Au début de la guerre contre l’Iran, rappelle The New York Times, le président des États-Unis, Donald Trump, espérait voir “quelqu’un de l’intérieur” prendre les rênes de l’Iran. “Il s’avère que les États-Unis et Israël sont entrés en guerre avec en tête ‘quelqu’un’ de très particulier et de très surprenant : Mahmoud Ahmadinejad, l’ancien président iranien connu pour ses opinions intransigeantes anti-israéliennes et antiaméricaines.”

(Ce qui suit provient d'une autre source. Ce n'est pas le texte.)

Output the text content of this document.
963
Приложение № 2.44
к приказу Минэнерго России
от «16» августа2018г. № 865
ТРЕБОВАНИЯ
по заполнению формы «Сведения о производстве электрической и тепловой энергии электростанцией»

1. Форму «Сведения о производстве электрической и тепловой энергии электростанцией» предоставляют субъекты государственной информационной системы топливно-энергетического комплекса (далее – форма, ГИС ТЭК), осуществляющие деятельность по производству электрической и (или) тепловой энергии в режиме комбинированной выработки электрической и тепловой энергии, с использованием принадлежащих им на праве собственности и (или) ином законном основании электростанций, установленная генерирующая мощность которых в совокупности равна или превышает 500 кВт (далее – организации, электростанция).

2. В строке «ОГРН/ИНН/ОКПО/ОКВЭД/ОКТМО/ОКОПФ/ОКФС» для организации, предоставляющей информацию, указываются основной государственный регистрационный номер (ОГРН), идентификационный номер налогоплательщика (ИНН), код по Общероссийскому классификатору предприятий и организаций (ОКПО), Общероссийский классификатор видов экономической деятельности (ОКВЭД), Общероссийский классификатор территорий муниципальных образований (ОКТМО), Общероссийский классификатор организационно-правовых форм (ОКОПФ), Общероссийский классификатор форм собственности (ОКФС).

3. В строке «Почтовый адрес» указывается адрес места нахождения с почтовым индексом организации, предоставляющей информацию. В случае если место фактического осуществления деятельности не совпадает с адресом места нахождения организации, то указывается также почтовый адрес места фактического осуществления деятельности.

“Ce plan hardi, conçu par les Israéliens et soumis à Ahmadinejad, a toutefois rapidement déraillé”, selon les sources du journal à Washington. “Mahmoud Ahmadinejad a été blessé au premier jour de la guerre dans un bombardement israélien sur sa maison à Téhéran qui était destiné à le libérer de son assignation à résidence. […] Après s’en être sorti de justesse, il a cessé de croire au projet de changement de régime. Depuis lors, il n’est plus apparu en public et l’on ignore où il se trouve et dans quel état.”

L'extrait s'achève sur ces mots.